The data exploitation subsystem and the AR subsystem only communicate for a single interaction: the AR subsystem provides frames in what we call snapshots and the data exploitation subsystem eventually hands back points of interest for the demon to visit based on these snapshots. This also marks the only way in which the data exploitation subsystem affects the gameplay. We distill every frame provided by ARCore to a snapshot. Snapshots contain the pixel data, typically at a resolution of 1080 by 1920 pixels, the position in virtual space of all tracking points currently in the ARCore session, and the current view and projection matrices of the virtual camera. See Figure 3 for a Visualization. When the data exploitation subsystem has established what the points of interest in the picture of a snapshot are, if any, it will instruct the snapshot to map their two-dimensional location on the picture back to a three-dimensional point in the virtual game space.
The major part of the data analysis is done in the scanning phase by the pipeline which can be seen in Figure 4. The pipeline is started in a separate thread as soon as the AR subsystem hands over a snapshot. The snapshots are pushed to a queue by the AR subsystem and then continuously popped by the pipeline thread as resources become free. In addition to the features described in subsection 4.4 a score is added to each snapshot to determine its quality. Furthermore, an offset will be tracked if the original frame will be cropped and only a small part is used for further processing. Every snapshot will then be analyzed with the intent to minimize the traffic between the client and the server by sending only the best frames. The server-side analysis will then yield points of interest based on those frames.

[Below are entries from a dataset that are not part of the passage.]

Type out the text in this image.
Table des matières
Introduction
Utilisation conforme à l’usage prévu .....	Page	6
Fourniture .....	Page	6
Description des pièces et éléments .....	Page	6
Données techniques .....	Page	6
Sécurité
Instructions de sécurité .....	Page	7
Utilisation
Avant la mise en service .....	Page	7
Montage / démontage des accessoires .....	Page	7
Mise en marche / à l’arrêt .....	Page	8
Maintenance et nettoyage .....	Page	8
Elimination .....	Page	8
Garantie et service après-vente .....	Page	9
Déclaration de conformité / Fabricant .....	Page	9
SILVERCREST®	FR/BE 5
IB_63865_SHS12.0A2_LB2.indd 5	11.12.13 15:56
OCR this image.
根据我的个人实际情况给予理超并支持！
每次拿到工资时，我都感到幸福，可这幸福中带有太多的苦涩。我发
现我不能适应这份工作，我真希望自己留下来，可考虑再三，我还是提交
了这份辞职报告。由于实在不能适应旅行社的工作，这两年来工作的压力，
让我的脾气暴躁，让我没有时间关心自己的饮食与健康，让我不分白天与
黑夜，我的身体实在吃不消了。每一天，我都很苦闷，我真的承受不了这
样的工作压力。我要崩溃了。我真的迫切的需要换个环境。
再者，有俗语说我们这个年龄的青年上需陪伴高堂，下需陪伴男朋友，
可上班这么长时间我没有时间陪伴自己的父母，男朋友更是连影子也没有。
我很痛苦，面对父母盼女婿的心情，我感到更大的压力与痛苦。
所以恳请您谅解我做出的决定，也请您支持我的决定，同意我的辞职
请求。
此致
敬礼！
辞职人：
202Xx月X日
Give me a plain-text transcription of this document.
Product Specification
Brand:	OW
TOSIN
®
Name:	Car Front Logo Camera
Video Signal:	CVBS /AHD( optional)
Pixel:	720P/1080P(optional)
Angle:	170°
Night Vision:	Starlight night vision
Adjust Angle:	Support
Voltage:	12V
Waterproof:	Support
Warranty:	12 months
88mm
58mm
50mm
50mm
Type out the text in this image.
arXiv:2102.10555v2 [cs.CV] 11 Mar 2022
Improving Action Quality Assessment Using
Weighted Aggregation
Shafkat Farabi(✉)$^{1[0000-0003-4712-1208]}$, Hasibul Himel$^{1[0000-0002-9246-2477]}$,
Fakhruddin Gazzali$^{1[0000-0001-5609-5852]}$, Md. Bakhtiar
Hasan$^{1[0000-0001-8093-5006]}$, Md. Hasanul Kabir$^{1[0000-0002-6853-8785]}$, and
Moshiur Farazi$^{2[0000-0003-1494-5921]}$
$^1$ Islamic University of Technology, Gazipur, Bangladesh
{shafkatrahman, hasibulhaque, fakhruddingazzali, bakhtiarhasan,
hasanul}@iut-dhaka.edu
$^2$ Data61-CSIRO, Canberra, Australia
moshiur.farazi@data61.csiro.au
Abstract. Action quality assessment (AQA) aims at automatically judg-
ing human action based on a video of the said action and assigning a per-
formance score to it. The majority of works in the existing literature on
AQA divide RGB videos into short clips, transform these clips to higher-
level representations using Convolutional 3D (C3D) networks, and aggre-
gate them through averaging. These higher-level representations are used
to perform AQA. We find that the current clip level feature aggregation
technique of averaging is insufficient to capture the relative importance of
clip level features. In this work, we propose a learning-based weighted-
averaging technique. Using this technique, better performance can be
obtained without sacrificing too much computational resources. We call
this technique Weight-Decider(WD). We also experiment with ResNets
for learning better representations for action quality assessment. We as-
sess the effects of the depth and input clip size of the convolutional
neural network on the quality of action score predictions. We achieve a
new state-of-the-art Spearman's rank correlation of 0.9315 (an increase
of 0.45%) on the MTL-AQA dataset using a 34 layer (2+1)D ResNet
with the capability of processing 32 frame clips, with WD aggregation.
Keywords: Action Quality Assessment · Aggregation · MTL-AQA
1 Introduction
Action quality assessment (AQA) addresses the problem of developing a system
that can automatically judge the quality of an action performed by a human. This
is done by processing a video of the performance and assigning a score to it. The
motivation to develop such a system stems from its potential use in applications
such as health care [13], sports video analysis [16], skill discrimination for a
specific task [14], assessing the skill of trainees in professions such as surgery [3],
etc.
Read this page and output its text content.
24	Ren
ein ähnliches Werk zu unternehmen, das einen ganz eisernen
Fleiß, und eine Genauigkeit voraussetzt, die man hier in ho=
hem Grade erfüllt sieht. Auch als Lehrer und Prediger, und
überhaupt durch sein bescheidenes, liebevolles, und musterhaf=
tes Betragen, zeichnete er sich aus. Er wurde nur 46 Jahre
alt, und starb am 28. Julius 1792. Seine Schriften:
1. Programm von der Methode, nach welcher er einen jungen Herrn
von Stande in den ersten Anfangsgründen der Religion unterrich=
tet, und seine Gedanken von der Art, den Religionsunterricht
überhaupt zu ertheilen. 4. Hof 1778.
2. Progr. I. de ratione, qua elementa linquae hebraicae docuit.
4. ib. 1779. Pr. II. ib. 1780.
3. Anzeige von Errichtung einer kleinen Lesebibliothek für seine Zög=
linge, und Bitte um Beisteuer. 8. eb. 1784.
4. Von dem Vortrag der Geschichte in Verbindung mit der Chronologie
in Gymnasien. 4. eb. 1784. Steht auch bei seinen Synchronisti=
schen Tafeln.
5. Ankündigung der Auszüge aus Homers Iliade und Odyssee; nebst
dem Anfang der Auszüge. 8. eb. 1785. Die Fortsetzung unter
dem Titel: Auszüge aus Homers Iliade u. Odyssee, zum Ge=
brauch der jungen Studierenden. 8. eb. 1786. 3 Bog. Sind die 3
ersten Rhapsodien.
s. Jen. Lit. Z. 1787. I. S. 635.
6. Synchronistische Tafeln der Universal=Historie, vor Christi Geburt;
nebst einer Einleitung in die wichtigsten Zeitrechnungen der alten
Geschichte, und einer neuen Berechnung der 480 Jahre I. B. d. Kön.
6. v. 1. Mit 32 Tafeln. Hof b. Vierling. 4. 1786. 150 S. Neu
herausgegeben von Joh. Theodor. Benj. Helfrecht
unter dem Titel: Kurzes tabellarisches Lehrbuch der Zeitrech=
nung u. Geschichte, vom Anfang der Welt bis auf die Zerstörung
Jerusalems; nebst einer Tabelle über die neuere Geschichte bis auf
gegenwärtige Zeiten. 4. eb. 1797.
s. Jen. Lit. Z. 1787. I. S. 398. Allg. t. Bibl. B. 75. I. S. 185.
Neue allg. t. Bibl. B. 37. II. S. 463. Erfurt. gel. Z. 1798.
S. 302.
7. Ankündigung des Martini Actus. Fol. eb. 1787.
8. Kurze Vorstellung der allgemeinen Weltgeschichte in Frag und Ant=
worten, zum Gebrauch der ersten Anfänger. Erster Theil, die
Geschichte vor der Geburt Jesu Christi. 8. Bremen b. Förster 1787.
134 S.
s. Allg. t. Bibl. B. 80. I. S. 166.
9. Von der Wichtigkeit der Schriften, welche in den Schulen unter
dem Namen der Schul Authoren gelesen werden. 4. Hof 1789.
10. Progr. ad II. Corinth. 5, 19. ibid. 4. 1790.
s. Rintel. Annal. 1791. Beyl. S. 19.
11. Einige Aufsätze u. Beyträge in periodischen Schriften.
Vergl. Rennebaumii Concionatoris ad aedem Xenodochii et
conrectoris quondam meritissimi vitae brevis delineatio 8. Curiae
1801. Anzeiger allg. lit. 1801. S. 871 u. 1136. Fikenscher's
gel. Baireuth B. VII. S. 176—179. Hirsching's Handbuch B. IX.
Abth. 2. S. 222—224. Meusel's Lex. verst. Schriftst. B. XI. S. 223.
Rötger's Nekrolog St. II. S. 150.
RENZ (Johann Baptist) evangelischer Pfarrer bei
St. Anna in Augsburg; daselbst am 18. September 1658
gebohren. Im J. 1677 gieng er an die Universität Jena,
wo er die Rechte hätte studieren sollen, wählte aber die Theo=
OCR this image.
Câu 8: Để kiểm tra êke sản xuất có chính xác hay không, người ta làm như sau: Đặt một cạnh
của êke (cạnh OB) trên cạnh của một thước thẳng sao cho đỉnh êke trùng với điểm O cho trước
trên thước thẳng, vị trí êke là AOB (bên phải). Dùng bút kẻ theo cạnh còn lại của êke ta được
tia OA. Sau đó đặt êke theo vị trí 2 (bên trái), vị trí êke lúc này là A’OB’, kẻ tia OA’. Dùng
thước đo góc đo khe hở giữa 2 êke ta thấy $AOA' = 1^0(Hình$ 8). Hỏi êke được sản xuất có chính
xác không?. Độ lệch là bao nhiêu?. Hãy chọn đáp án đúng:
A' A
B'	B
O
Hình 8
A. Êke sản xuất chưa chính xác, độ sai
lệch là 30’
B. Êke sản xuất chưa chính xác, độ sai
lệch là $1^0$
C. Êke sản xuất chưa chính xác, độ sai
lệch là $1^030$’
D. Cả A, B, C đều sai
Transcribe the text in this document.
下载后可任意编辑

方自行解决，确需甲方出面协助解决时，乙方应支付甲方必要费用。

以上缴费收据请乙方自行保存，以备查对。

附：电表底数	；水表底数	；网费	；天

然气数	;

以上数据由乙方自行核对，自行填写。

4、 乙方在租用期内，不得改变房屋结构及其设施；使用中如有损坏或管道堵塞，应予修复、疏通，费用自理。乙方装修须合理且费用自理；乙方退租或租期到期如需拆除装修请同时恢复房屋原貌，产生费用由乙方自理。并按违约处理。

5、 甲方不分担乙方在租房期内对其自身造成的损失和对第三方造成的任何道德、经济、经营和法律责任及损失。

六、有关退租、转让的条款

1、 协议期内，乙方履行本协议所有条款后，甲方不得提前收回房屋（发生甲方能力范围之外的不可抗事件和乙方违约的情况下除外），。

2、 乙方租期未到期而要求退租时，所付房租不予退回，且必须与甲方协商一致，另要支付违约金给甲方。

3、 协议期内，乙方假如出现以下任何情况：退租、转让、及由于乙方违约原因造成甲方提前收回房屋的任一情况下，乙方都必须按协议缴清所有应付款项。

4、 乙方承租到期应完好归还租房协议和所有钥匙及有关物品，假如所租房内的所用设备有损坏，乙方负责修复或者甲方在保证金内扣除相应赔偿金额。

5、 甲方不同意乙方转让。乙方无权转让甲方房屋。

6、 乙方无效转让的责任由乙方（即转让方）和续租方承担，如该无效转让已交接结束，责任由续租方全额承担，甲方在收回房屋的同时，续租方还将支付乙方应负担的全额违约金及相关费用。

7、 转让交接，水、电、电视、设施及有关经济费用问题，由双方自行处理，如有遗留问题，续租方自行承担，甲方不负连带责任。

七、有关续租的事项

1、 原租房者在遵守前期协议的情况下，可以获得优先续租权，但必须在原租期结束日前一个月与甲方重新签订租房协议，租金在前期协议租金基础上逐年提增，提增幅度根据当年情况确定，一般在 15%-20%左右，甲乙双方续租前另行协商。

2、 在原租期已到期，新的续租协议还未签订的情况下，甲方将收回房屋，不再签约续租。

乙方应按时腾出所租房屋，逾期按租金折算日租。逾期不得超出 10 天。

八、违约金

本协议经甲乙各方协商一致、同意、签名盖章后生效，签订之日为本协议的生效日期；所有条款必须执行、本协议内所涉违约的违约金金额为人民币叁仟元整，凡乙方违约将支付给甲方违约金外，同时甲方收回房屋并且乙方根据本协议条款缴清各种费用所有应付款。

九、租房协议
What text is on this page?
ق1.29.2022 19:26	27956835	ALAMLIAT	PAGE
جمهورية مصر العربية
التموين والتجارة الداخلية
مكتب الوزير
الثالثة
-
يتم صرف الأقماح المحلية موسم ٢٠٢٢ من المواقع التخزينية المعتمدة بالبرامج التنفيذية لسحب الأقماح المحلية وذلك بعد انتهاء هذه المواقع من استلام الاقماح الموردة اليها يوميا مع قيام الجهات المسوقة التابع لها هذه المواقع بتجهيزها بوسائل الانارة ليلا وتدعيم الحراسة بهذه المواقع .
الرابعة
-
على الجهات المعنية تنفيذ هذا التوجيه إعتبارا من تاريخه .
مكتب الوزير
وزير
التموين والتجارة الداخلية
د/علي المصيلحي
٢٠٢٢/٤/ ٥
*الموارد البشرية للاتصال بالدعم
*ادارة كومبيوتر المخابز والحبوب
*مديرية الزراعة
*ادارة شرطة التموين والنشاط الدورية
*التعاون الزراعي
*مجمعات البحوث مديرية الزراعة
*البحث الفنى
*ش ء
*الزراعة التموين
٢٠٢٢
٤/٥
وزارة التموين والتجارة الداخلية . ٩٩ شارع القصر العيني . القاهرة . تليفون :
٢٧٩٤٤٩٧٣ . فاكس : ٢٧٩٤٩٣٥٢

The image analysis pipeline on the mobile device works as follows:
-
Prioritize frames when the angle changed by more than 5 degrees or the phone has been moved by 10 cms
- a) Detect patterns using an ORB (Oriented FAST and Rotated BRIEF) key point descriptor that is rotation invariant and robust to noise, and therefore well applicable to realworld scenes. Matches get sent to our server and in the current implementation the user receives a push notification from Google Firebase (e.g. when a Club Mate logo is detected the user gets notified that Mio Mio Mate is on discount right now).
- b) Contour Detection
- Noise Estimation
- Colorfulness Estimation
The images with high probability to contain text are then sent to the server where the heavier processing continues.
- Scene text detection finds text snippets within an image
- If text is found the 2D coordinates of it are determined and sent back to the client where the 3D coordinate is extrapolated and a point of interest is marked in the augmented world. That's where the demon goes next to occlude the text snippet with potentially sensitive content.
- OCR on the server then analyzes the selected snippets which contain text.